Yes, this is an Eastern Pondhawk or Erythemis simplicicollis. But this is a female or a young male. As the males mature, they start turning blue. The color is called pruinose blue. I looked that up for you so you don't have to click.
Pruinose: (of a surface, such as that of a grape) covered with white powdery granules; frosted in appearance.
The above dragonfly is the adult male Eastern Pondhawk. I am sure you noticed how very different he is from the Blue Dasher shown earlier. They both have green heads, but this one has no yellow on his thorax or stripes. See, it is easy once you get the hang of it, no?
The one above is a Four-spotted Pennant or Brachymesia gravida. And is probably quite common; I even have several photos. My research says the head is black and white, becoming entirely black in older individuals. I am not sure how long they live or what "older" even means. Some of the dragonflies I have photographed late this summer have such damaged wings, I don't know how they fly.

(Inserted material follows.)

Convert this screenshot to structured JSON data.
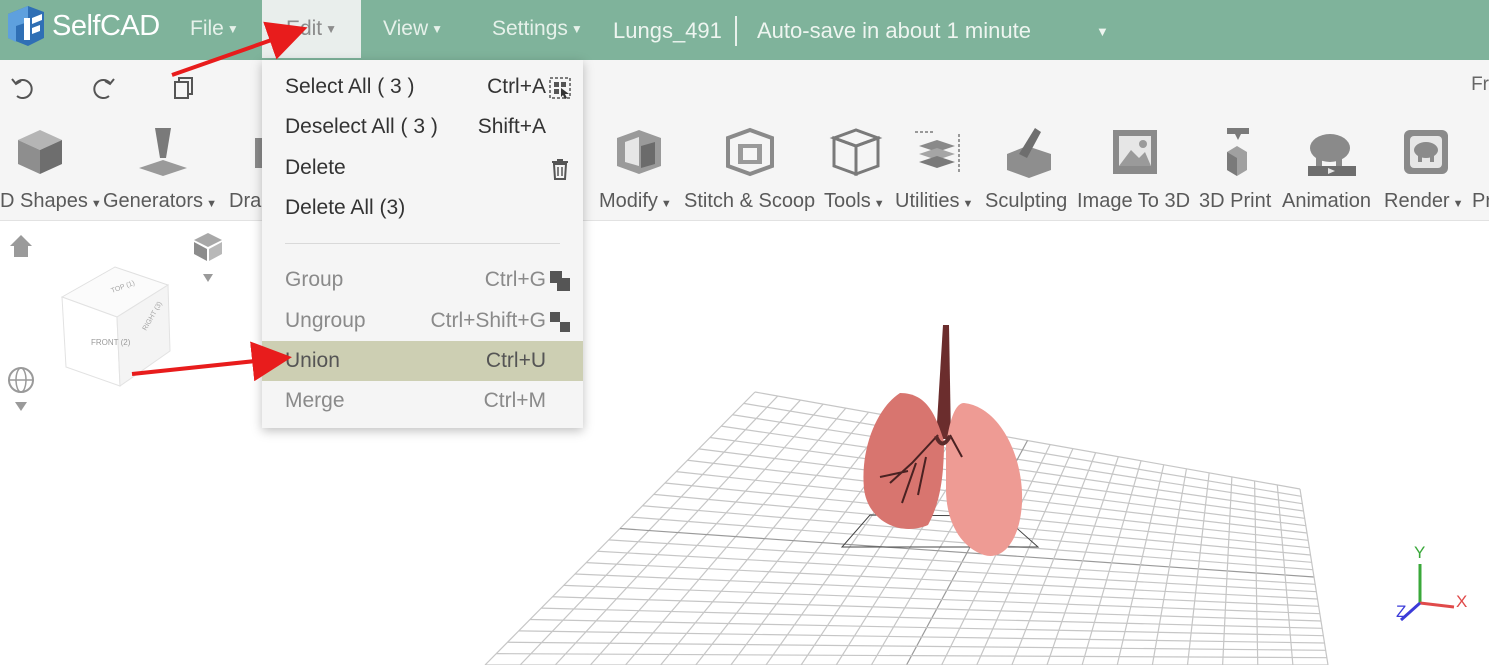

Not a dragonfly, but a damselfly. They hold their wings together more in parallel to their bodies when at rest. This American Rubyspot or Hetaerina americana had the most beautiful flashes of dark crimson when it did spread its wings, but I was about to fall in the ditch so I couldn't react fast enough to get a picture of that! And I am pretty sure this was a 4-chigger photo, due to the high weeds.
I posted this on Instagram with a plea for help since I could not internet identify the species. And within a short time, I had an answer. Being connected is sometimes a good thing.
OK. Now I am back from summer vacation and ready to share a lot of new photos and adventures with you.